Late night pondering about the micro-power Morse beacon…

January 11, 2012 | Amateur Radio | By: Mark VandeWettering

Before toddling off to bed last night, I did a bit more tinkering, and a bit of thinking, and then a bit of research.

The YouTube video I made showed that the spurious radiation from just attaching a clip lead from the oscillator to my oscilloscope gave enough signal to inject itself into my RFSpace SDRIQ software defined radio, even without any antenna attached. I hypothesized the signal should be stronger with my regular 40M dipole antenna, so I tested that, and sure enough, my FT-817 attached to the 40m dipole easily is S7, even without doing any antenna tuning. This suggests that for any application on my small property, I could reduce the power significantly (and use little/no antenna) and still have very legible signals.

I used a 3.68Mhz crystal because I have something like 200 of them (I bought them for something like $3 for a big bag) but that’s kind of a ham unfriendly frequency. While it’s not very likely for such a weak signal to propagate significantly at the power levels we are talking about, but it’s perhaps possible that someone within a radius of a mile or so might be able to hear it, and be annoyed. Steve Weber used 4Mhz crystals, which are at the edge of the 80m band, and probably less well trafficked. A good, friendly idea.

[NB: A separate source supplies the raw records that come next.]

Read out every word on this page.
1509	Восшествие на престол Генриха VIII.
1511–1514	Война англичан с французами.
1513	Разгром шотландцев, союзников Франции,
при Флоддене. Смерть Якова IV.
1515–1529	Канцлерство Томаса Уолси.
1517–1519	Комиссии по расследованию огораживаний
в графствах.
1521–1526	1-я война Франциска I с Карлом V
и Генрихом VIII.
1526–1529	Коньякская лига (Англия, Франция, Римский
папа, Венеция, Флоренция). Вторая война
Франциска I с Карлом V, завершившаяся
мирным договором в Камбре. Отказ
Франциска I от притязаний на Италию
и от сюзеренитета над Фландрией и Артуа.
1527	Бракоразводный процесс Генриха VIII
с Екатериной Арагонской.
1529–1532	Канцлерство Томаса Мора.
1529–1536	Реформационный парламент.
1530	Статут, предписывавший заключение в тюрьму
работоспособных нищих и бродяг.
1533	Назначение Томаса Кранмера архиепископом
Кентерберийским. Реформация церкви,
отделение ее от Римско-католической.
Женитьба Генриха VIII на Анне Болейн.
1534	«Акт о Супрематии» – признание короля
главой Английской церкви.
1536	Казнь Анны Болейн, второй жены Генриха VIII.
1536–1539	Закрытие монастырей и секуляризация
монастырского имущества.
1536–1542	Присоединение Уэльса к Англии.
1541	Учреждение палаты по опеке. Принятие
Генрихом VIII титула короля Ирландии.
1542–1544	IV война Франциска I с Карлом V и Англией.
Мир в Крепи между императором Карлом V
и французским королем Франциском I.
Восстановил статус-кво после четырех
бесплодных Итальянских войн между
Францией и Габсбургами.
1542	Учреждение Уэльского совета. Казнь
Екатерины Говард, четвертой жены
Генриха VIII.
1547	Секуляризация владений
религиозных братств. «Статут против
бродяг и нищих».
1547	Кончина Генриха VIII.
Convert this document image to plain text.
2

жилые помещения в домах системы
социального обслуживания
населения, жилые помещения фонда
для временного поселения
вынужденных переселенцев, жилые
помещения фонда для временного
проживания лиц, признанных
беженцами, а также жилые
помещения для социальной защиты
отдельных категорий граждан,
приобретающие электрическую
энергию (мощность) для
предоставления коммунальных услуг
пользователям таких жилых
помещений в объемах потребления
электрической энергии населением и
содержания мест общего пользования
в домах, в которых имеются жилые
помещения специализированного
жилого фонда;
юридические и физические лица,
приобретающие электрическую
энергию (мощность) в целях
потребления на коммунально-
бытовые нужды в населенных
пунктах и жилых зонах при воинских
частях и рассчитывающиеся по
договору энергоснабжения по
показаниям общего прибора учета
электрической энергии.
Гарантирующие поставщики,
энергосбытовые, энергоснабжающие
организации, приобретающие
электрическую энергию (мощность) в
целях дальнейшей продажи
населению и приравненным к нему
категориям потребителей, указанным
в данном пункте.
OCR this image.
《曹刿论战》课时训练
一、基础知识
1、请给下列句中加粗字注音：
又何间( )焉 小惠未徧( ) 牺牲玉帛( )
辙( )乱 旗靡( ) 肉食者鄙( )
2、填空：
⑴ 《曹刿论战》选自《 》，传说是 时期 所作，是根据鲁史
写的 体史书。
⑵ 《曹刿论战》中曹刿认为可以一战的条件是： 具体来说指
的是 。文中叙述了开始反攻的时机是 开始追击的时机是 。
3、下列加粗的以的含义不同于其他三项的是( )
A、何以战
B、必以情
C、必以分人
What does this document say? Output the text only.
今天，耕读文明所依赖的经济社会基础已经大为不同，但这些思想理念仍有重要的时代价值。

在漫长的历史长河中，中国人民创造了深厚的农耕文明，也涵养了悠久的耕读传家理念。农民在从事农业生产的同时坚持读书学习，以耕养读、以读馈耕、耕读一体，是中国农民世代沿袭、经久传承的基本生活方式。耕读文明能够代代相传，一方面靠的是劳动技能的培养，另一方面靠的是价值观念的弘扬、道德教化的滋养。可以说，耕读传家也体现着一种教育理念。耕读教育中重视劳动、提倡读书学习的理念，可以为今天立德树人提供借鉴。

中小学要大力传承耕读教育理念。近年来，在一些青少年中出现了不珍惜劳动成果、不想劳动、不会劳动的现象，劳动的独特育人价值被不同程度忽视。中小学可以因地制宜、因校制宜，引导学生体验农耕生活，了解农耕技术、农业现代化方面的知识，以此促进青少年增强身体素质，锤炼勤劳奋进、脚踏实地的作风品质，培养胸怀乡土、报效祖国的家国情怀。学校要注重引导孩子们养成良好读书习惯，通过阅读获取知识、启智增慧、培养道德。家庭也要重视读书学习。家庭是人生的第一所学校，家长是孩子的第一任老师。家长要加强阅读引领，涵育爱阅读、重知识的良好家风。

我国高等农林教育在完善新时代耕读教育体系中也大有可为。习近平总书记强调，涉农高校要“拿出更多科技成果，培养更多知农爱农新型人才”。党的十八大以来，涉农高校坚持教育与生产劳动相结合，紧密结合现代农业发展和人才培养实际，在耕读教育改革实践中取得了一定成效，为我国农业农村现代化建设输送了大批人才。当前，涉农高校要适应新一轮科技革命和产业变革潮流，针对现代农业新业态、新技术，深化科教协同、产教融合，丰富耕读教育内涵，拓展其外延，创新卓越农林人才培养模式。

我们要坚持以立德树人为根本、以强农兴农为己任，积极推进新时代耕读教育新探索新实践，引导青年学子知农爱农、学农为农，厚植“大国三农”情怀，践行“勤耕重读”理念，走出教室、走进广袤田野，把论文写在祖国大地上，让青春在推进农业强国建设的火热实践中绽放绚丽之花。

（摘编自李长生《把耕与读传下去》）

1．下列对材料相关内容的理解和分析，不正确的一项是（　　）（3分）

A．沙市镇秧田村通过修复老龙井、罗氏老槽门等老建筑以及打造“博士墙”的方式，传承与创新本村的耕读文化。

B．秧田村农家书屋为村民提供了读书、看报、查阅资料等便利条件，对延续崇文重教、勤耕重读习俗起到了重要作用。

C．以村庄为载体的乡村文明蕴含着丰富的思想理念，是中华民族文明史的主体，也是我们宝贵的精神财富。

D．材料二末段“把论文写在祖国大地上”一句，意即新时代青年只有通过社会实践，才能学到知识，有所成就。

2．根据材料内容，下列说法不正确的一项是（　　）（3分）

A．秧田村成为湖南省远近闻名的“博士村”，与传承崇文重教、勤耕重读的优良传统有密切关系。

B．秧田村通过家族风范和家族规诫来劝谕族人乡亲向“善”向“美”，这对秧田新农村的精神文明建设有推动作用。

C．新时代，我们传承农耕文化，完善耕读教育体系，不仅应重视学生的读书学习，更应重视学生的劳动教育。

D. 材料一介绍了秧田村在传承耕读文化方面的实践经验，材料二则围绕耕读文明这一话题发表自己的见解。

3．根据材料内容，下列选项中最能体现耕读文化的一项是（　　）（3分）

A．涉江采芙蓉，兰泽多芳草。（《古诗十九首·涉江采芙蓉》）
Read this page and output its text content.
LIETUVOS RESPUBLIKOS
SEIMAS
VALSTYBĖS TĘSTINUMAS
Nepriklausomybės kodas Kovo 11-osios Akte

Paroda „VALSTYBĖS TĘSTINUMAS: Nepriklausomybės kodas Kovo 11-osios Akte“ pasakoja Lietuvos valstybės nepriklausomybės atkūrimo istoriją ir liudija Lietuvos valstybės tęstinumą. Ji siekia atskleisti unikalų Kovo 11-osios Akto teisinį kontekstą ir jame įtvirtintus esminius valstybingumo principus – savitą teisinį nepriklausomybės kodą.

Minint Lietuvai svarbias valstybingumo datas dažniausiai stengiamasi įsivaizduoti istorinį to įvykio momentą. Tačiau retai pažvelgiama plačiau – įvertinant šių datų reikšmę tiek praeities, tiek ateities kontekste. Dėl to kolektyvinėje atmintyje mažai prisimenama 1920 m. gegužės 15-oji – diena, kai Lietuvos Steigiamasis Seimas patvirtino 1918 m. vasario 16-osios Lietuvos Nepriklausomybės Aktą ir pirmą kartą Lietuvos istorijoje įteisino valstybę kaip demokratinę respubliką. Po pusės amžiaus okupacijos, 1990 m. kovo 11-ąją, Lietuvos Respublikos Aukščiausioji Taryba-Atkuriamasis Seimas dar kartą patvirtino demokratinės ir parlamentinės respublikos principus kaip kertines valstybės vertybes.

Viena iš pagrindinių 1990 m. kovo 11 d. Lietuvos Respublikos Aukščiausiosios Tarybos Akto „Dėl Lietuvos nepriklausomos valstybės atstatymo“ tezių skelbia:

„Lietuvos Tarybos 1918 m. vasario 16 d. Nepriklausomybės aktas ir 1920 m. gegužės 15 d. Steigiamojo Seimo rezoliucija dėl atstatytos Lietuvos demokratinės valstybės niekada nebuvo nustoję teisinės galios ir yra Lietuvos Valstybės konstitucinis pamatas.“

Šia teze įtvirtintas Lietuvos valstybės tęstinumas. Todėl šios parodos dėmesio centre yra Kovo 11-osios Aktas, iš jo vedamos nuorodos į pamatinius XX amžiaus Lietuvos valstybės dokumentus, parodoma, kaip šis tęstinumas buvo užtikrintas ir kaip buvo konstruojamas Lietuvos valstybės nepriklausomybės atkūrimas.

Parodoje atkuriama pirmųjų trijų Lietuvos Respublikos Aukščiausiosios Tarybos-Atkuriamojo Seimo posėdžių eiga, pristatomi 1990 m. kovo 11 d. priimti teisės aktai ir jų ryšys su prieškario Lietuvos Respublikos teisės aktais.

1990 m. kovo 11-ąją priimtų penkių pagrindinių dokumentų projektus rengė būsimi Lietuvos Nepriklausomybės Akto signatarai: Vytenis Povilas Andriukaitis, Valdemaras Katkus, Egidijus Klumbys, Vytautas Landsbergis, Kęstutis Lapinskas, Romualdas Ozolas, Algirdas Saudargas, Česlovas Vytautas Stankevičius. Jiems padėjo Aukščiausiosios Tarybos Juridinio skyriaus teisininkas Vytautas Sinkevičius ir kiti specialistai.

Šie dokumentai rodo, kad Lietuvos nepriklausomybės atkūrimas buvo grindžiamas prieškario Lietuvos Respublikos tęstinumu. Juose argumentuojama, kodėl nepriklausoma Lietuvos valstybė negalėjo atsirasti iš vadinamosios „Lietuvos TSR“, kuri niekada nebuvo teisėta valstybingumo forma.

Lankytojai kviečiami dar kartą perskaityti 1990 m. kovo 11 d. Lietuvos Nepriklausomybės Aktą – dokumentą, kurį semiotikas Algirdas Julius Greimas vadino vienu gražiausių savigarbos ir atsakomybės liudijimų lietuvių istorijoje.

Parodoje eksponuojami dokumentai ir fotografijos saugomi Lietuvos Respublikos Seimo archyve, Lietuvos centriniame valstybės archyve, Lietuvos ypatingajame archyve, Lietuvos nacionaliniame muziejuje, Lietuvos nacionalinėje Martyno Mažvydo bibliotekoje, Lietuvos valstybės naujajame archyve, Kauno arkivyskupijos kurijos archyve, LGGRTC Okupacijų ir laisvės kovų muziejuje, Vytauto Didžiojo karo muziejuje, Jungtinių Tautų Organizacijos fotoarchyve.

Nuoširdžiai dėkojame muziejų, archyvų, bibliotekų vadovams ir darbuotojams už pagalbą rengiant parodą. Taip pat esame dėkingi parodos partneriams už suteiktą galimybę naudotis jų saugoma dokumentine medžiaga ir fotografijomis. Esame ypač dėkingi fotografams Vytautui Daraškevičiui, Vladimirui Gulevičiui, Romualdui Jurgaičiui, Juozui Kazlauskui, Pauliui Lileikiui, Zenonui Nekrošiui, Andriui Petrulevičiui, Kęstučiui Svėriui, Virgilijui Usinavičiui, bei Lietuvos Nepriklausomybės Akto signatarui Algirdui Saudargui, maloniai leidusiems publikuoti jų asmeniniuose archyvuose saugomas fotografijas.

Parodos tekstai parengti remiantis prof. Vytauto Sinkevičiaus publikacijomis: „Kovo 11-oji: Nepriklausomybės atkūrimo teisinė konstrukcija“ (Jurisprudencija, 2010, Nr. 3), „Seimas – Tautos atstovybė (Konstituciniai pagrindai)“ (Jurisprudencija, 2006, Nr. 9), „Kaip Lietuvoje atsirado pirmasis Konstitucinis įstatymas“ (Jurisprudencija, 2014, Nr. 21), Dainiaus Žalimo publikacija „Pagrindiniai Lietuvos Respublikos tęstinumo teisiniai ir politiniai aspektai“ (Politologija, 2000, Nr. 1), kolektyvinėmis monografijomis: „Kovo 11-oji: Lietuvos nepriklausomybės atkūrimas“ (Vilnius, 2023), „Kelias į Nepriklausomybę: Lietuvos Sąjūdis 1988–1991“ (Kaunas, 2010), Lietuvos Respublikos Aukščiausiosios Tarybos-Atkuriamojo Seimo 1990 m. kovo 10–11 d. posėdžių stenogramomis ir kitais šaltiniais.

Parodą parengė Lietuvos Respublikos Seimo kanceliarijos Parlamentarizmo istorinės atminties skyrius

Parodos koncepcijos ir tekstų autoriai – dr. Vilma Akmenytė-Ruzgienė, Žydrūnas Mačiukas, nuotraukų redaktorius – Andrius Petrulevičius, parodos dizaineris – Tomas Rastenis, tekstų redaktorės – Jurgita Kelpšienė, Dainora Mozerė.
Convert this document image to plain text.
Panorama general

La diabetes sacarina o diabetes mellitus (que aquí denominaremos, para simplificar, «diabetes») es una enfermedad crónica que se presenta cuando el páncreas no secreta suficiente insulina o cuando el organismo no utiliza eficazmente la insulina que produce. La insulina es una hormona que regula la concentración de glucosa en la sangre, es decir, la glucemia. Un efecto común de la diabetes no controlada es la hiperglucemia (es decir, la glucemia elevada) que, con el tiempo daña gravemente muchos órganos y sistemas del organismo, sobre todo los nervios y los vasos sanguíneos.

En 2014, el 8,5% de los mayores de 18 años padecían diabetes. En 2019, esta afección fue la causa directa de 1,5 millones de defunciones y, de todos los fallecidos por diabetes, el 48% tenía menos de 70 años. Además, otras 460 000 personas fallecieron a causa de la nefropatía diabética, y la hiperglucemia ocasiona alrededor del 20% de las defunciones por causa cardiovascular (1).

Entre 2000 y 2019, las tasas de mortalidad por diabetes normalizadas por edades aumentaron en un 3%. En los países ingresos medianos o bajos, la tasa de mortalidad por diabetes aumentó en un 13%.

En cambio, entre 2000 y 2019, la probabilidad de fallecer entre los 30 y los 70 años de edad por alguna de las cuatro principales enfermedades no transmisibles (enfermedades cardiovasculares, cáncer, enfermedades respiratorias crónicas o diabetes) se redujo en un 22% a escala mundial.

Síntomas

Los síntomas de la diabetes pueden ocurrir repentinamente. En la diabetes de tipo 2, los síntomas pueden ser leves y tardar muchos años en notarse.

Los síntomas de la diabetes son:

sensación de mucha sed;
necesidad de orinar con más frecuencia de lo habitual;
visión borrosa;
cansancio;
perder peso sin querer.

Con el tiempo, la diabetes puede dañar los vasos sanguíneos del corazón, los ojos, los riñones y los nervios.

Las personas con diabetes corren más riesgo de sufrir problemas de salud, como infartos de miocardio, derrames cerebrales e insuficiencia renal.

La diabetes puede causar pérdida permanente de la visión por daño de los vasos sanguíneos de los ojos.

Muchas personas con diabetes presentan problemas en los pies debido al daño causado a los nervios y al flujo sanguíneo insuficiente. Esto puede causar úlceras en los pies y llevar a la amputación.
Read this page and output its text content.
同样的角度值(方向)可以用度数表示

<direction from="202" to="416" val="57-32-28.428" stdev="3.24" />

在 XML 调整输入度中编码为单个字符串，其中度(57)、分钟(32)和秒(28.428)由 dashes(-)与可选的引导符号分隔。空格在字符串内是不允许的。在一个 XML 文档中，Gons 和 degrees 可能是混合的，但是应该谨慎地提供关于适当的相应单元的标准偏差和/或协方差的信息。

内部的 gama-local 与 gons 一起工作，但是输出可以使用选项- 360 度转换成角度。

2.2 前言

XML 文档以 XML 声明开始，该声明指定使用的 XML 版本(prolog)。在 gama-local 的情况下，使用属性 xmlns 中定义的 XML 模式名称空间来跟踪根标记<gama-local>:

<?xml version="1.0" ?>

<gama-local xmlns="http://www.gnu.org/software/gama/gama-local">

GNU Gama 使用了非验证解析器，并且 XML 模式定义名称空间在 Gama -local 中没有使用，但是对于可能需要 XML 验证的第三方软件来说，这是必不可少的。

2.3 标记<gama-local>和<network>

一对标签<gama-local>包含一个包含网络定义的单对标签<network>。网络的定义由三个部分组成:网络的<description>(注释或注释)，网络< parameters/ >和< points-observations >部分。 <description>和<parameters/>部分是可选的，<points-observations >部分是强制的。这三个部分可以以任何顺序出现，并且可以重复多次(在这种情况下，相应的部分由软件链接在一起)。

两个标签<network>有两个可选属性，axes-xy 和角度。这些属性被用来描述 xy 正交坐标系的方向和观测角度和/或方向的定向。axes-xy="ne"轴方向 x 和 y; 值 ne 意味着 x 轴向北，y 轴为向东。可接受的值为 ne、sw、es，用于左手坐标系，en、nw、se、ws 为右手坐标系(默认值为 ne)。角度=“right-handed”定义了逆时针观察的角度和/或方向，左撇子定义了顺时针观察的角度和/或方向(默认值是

Last, I was trying to understand what the regulations actually say about legal Part 15 operation. The regulations allow for experimenters to build five transmitters of this type for experimentation. On the 80m, you are suppose to keep the average field strength at just 15 microvolts per meter at a distance of 30m. Working through the approximations presented in Understanding the FCC Regulations for Low-Power, Non-Licensed Transmitters, this suggests that the product of power and antenna gain should be less than 6.6E-8 or so. While I know the input power, I don’t know how to measure (or estimate) either the output power or the antenna gain. Can anyone point me at a reference which shows how I might calculate the properties of a small 6″ long stub antenna at 4Mhz or so? I know it’s mostly an academic exercise, but it’d be nice to know the rough limits are, and the FCC regulations for Part 15 do say that we are supposed to “employ good engineering practices in order to ensure compliance with Part 15 standards”.

One final thing: as you can see from the oscilloscope, the output is far from a clean sine wave. It’s not horrible, but I was able to detect it at 2x and 3x the carrier frequency. The obvious thing would be to design a filter to clean it up, but most filter designs assume a 50 ohm (or thereabouts) output load, which this clearly doesn’t have. Is that a problem?

Comments

Comment from Gary Mastenbrook N8DMT
Time 1/12/2012 at 6:08 pm

Using a 3D electromagnetic analysis tool like FEKO, it’s pretty easy to model the imput impedance of a 6 inch whip at 4 MHz. Here’s the model setup used: whip length 6″, Radius=.01″, mounted in the center of a 12″ diameter groundplane. Analysis used 1374 triangles and 7 segments. There were warnings in the analysis due to the high values of impedance leading to likely errors in the determined magnitude values in the output file. Result (approximate)? The feedpoint impedance at the base of the whip is approximately 2.8e-7 -j25734. The VSWR is approximately 20,000:1. Just a little reactive (as expected)… Ha!